Organizations that have enabled AI at the enterprise level are increasing operational efficiency, making faster more informed decisions and innovating new products and services. However, challenges remain for those who aren’t deploying AI in this capacity. Enterprises that lack a clear AI strategy, support from the c-suite and a specific set of metrics, struggle to make progress. At the EmTech Digital Conference, produced by MIT Technology Review Insights, EY conducted a brief survey of conference attendees and revealed how AI is being applied and enabled at their organizations.
Read on for the results of this survey.
This first question asked respondents for their views on the impact of AI on jobs – and a clear majority said that AI will transform the workplace and that more jobs will be created than lost.
Jeff Wong, EY Global Chief Innovation Officer, says: “As businesses deploy AI strategies, they’re increasingly aware of how the roles, responsibilities and skills of their talent is changing. With AI taking a leading role on tackling organizations’ simple and repetitive tasks, the human workforce can focus more on complex work that ultimately provides a greater level of professional fulfilment to employees and a more efficient use of critical thinking power.”
Next, the survey asked if AI is being used, currently, at respondents’ organizations. The majority said that AI is being piloted in one or more areas but as of yet, there is not an overall enterprise strategy. A close second said that AI is currently not a strategic priority.
Chris Mazzei, EY Chief Data & Analytics Officer and Global Innovation Technologies Leader, says: “While we’re seeing momentum in businesses deploying AI more strategically across the enterprise, its application is often fragmented across business functions, leaving much of the potential untapped.”
When asked for the top three desired business outcomes from the application of AI, the answers were: to improve and/or develop new products and services; achieve cost efficiencies and streamlined business operations, and to accelerate decision-making.

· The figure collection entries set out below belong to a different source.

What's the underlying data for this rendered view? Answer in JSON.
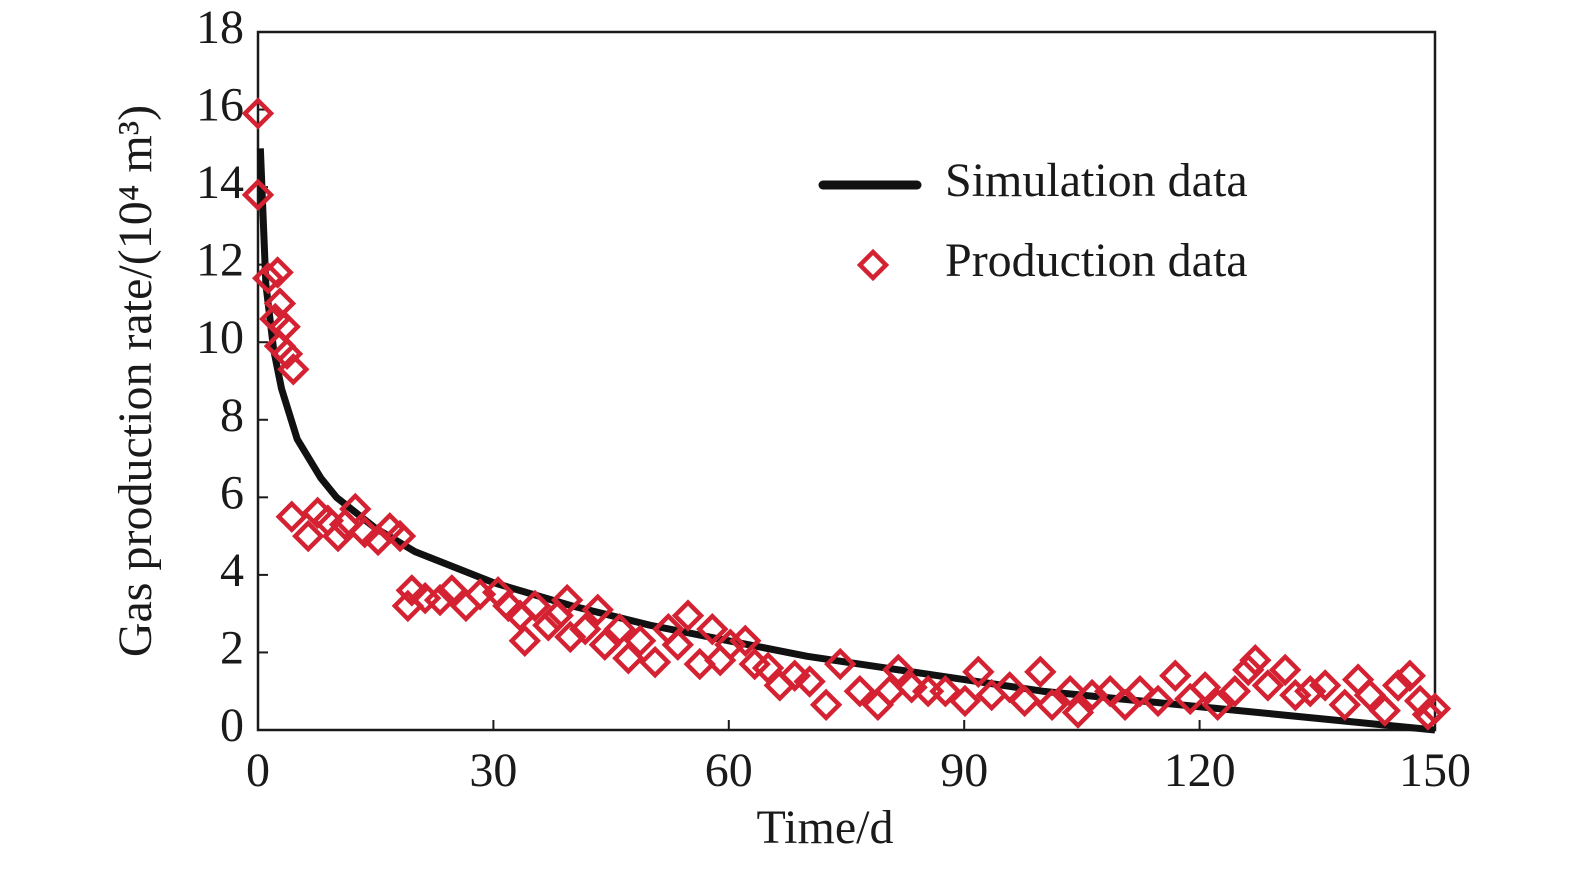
{
  "chart_data": {
    "type": "line",
    "xlabel": "Time/d",
    "ylabel": "Gas production rate/(10⁴ m³)",
    "xlim": [
      0,
      150
    ],
    "xticks": [
      0,
      30,
      60,
      90,
      120,
      150
    ],
    "ylim": [
      0,
      18
    ],
    "yticks": [
      0,
      2,
      4,
      6,
      8,
      10,
      12,
      14,
      16,
      18
    ],
    "legend": "upper right",
    "series": [
      {
        "name": "Simulation data",
        "type": "line",
        "color": "#111111",
        "x": [
          0.3,
          1,
          2,
          3,
          5,
          8,
          10,
          15,
          20,
          30,
          40,
          50,
          60,
          70,
          80,
          90,
          100,
          110,
          120,
          130,
          140,
          150
        ],
        "values": [
          15,
          11.5,
          9.8,
          8.8,
          7.5,
          6.5,
          6,
          5.2,
          4.6,
          3.8,
          3.2,
          2.7,
          2.3,
          1.9,
          1.6,
          1.3,
          1.0,
          0.8,
          0.6,
          0.4,
          0.2,
          0
        ]
      },
      {
        "name": "Production data",
        "type": "scatter",
        "marker": "diamond",
        "color": "#d42232",
        "x": [
          0,
          0,
          2.5,
          1.3,
          2.8,
          2.2,
          3.4,
          2.8,
          3.7,
          4.5,
          4.3,
          6.4,
          7.6,
          8.9,
          10.2,
          11.1,
          12.4,
          13.6,
          15.3,
          16.8,
          18.1,
          19.1,
          19.6,
          21.3,
          23.2,
          24.7,
          26.5,
          28.3,
          30.6,
          31.9,
          33.4,
          34.0,
          35.3,
          37.0,
          38.2,
          39.4,
          39.8,
          41.7,
          43.3,
          44.2,
          46.1,
          47.2,
          48.7,
          50.6,
          52.3,
          53.5,
          54.8,
          56.3,
          57.9,
          58.9,
          60.2,
          62.1,
          63.3,
          65.0,
          66.5,
          68.4,
          70.3,
          72.4,
          74.2,
          76.7,
          79.0,
          80.5,
          81.6,
          83.3,
          85.4,
          87.6,
          90.1,
          91.8,
          93.5,
          95.8,
          97.7,
          99.7,
          101.2,
          103.5,
          104.5,
          106.3,
          108.6,
          110.5,
          112.4,
          114.7,
          116.9,
          118.8,
          120.7,
          122.3,
          124.5,
          126.2,
          127.1,
          128.7,
          130.9,
          132.2,
          134.1,
          136.0,
          138.5,
          140.2,
          141.7,
          143.6,
          145.3,
          146.8,
          148.1,
          149.1,
          150
        ],
        "values": [
          15.9,
          13.8,
          11.8,
          11.65,
          11.0,
          10.6,
          10.4,
          9.9,
          9.7,
          9.3,
          5.5,
          5.0,
          5.6,
          5.4,
          5.0,
          5.3,
          5.7,
          5.1,
          4.9,
          5.2,
          5.0,
          3.2,
          3.6,
          3.4,
          3.35,
          3.6,
          3.2,
          3.5,
          3.55,
          3.2,
          2.95,
          2.3,
          3.2,
          2.7,
          2.95,
          3.35,
          2.4,
          2.6,
          3.1,
          2.2,
          2.6,
          1.85,
          2.3,
          1.75,
          2.6,
          2.2,
          2.95,
          1.7,
          2.6,
          1.8,
          2.2,
          2.3,
          1.7,
          1.6,
          1.15,
          1.4,
          1.25,
          0.65,
          1.7,
          1.0,
          0.65,
          1.0,
          1.55,
          1.1,
          1.0,
          1.0,
          0.75,
          1.5,
          0.9,
          1.1,
          0.75,
          1.5,
          0.65,
          1.0,
          0.45,
          0.9,
          1.0,
          0.65,
          1.0,
          0.75,
          1.4,
          0.8,
          1.1,
          0.65,
          1.0,
          1.55,
          1.8,
          1.15,
          1.55,
          0.9,
          1.0,
          1.15,
          0.65,
          1.3,
          0.9,
          0.5,
          1.15,
          1.4,
          0.75,
          0.4,
          0.55
        ]
      }
    ]
  }
}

Chris Mazzei, EY Chief Data & Analytics Officer and Global Innovation Technologies Leader added: “AI technologies have been proven to streamline operations and speed-up internal processes. However, businesses should think more holistically about the competitive advantages that can be reaped from thoughtful applications of AI in product and service development, sales enablement, enhancing customer experience, or capturing business intelligence that helps impact the bottom line.”
In answer to a question about the biggest challenges to enterprise AI adoption, the vast majority reported that the biggest obstacle to building an AI program is finding those with the right skills —followed by the problem of integrating AI insights into current processes.
Nigel Duffy, EY Global Innovation Artificial Intelligence Leader says: “Despite AI’s potential to drive transformational change, adoption continues to be hampered by a shortage of talent. Businesses must invest in and create a culture of continuous learning that comprises skills programs, training sessions, and research partnerships to attract and retain leading AI practitioners.”
On the question of how organizations are measuring the value and impact of AI; most reported that they are not defining specific business outcomes at this time, but are instead focusing on piloting and learning.
Nigel Duffy added: “While businesses should be encouraged to experiment with AI methods and technologies, it is important to have an organization-wide process in place to analyze the performance and measure against set goals as AI is being applied. Only then can the future success and application of AI be fully realized.”
When asked about the impact of gender and racial diversity in AI programs, the majority reported that they believe that the diversity of AI talent affects how AI programs are designed and implemented, increasing the potential for bias to emerge through machine-learned processes.
Jeff Wong added: “There is a correlation between the continued lack of diverse AI talent and the distortions being found in some machine-learning outcomes. To mitigate this, businesses need to look for a wide variety of talent to ensure a diversity of experience, and social and professional perspectives are integrated at the coding stage.”